Data Flow Diagram (DFD)
The DFD shows how data moves between external sources, internal processing stages, and the employee — across both the ingestion pipeline and the live query path. Two flows run in parallel: an offline ingestion flow and a real-time retrieval flow.
- Data Sources — PDFs/SOPs, Jira tickets, Zoom/Teams recordings, and Confluence pages feed into the ingestion pipeline via cron-triggered connectors.
- Ingestion & Chunking — raw content is cleaned, PII-masked, chunked, and metadata-tagged before reaching the embedding stage.
- Embedding & Vector Store — chunks are vectorised (BGE) and indexed into FAISS/pgvector; this is the knowledge base all queries search against.
- Query & Retrieve — employee query is embedded, top-k chunks are retrieved with RBAC filtering and reranked before being passed to the LLM.
- Answer or Escalate — LLM generates a cited response; high-confidence answers go to the employee, low-confidence queries are auto-escalated to Jira.
Sequence Diagram
The sequence traces three runtime paths across six actors — Employee, API Gateway, Agent Orchestrator, Vector DB, LLM Service, and Jira/SME. Every path begins with JWT validation and RBAC enforcement at the gateway before any agent or data layer is touched.
- Happy Path — query is embedded → ACL-filtered top-k retrieved → CrossEncoder reranked → LLM generates with guardrails + citation → confidence ≥ 0.7 → cited answer returned to employee.

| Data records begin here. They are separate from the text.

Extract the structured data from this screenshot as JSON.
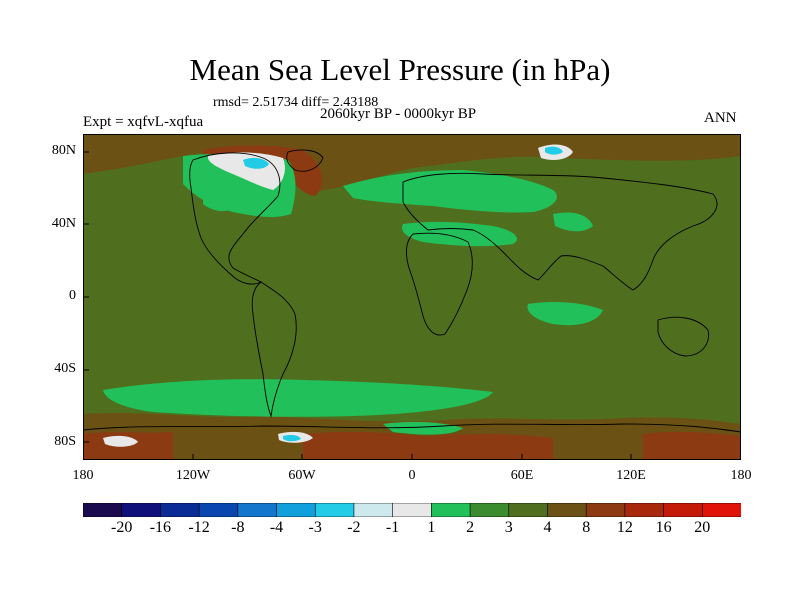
{
  "title": "Mean Sea Level Pressure (in hPa)",
  "stats_text": "rmsd= 2.51734  diff= 2.43188",
  "period_text": "2060kyr BP - 0000kyr BP",
  "expt_text": "Expt = xqfvL-xqfua",
  "season_text": "ANN",
  "lat_labels": [
    "80N",
    "40N",
    "0",
    "40S",
    "80S"
  ],
  "lon_labels": [
    "180",
    "120W",
    "60W",
    "0",
    "60E",
    "120E",
    "180"
  ],
  "colorbar": {
    "labels": [
      "-20",
      "-16",
      "-12",
      "-8",
      "-4",
      "-3",
      "-2",
      "-1",
      "1",
      "2",
      "3",
      "4",
      "8",
      "12",
      "16",
      "20"
    ],
    "colors": [
      "#1a0a4e",
      "#10107a",
      "#0a2b96",
      "#0a46b0",
      "#1276cc",
      "#12a0dc",
      "#22cce6",
      "#cde9ee",
      "#e8e8e8",
      "#22c05a",
      "#3b8c2e",
      "#4f6e1e",
      "#6b5214",
      "#8c3a12",
      "#a8280c",
      "#c41a08",
      "#e01408"
    ]
  },
  "colors": {
    "background_field": "#4f6e1e",
    "land_outline": "#000000"
  }
}
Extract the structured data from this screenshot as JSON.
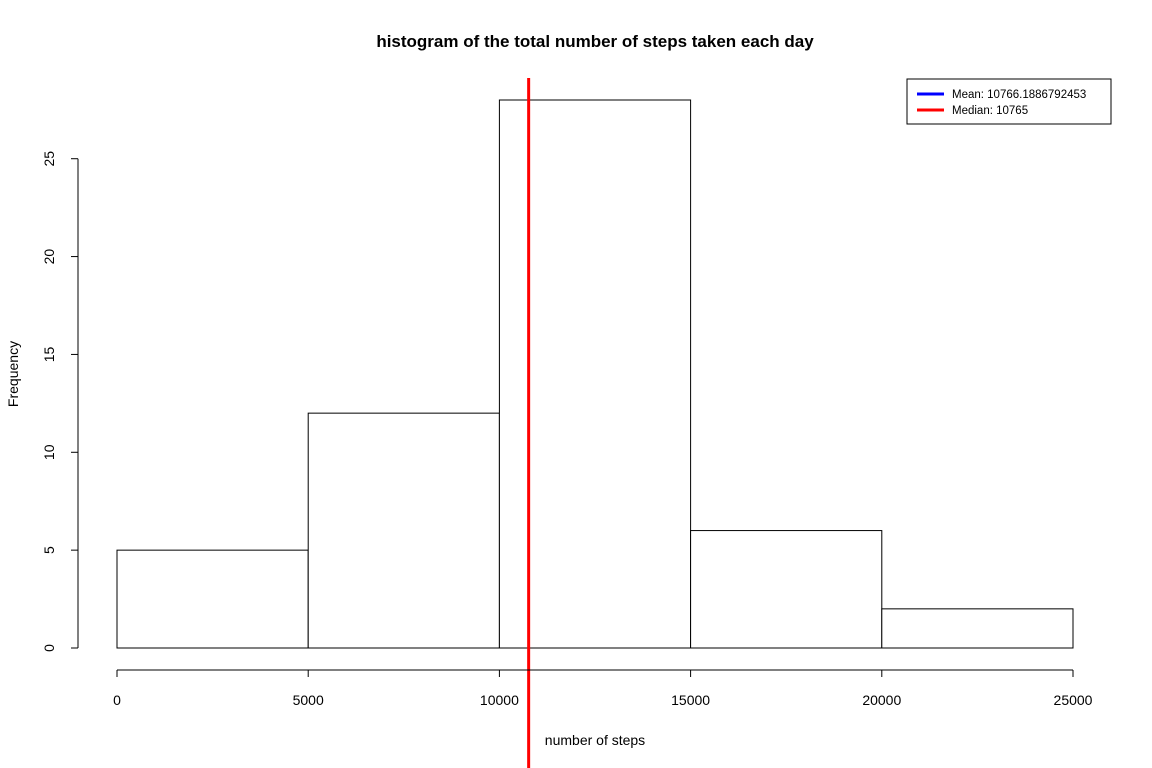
{
  "chart_data": {
    "type": "bar",
    "title": "histogram of the total number of steps taken each day",
    "xlabel": "number of steps",
    "ylabel": "Frequency",
    "bins": [
      {
        "from": 0,
        "to": 5000,
        "count": 5
      },
      {
        "from": 5000,
        "to": 10000,
        "count": 12
      },
      {
        "from": 10000,
        "to": 15000,
        "count": 28
      },
      {
        "from": 15000,
        "to": 20000,
        "count": 6
      },
      {
        "from": 20000,
        "to": 25000,
        "count": 2
      }
    ],
    "xlim": [
      0,
      25000
    ],
    "ylim": [
      0,
      28
    ],
    "x_ticks": [
      0,
      5000,
      10000,
      15000,
      20000,
      25000
    ],
    "y_ticks": [
      0,
      5,
      10,
      15,
      20,
      25
    ],
    "grid": false,
    "bar_fill": "#ffffff",
    "bar_stroke": "#000000",
    "reference_lines": [
      {
        "name": "mean",
        "value": 10766.1886792453,
        "color": "#0000ff",
        "visible": false
      },
      {
        "name": "median",
        "value": 10765,
        "color": "#ff0000",
        "visible": true
      }
    ],
    "legend": {
      "placement": "top-right",
      "entries": [
        {
          "label": "Mean:  10766.1886792453",
          "color": "#0000ff"
        },
        {
          "label": "Median:  10765",
          "color": "#ff0000"
        }
      ]
    }
  }
}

- Escalation Path — confidence < 0.7 triggers Jira ticket creation with full query context and priority; employee receives ticket ID and SME assignment instead of a direct answer.
- Async Ingestion Path — cron-triggered background jobs feed the Vector DB continuously; fully decoupled from the real-time query path and never adds latency to user requests.
State Transition Diagram
The state machine governs the complete lifecycle of a user query across eight distinct states. Guard conditions on every transition enforce security and correctness — no query reaches the LLM without passing auth, RBAC, and retrieval checks first.
- AUTHENTICATING — auth failure or RBAC denial transitions immediately to REJECTED; logged to the immutable audit trail before any data is touched.
- EMBEDDING → RETRIEVING — query is vectorised and top-k chunks retrieved with ACL filtering; if no chunks are found, a fallback prompt is applied rather than hard-failing.
- AGENT_LOOP — iterative ReAct cycle; agent calls tools (doc search, KT lookup, ticket query) multiple times until sufficient context is accumulated before moving to GENERATING.
- GENERATING — LLM runs with guardrails, citation, and hallucination detection; confidence score determines the final branch.
- ANSWERED — confidence ≥ 0.7; cited response delivered to the employee with source references.
- ESCALATING → FAILED — confidence < 0.7 creates a Jira ticket with SME assignment; any unhandled error at any state collapses to FAILED with a full audit log entry.
Open Source Libraries & Tools
The entire stack is built exclusively on open-source tools — zero proprietary licensing costs, full auditability, and complete vendor independence at every layer.
- LLM-agnostic by design — swap between LLaMA 3, Mistral, Qwen, or any lightweight model (Phi-3, Gemma 2B) with a single config change via Ollama + LiteLLM routing.
- Observable by default — Langfuse captures every LLM trace, token usage, and latency; Prometheus + Grafana covers infra metrics; RAGAS + DeepEval scores RAG quality continuously.
- Dual vector store strategy — FAISS for low-latency ANN search and pgvector inside PostgreSQL for relational joins, giving flexibility to choose per query type.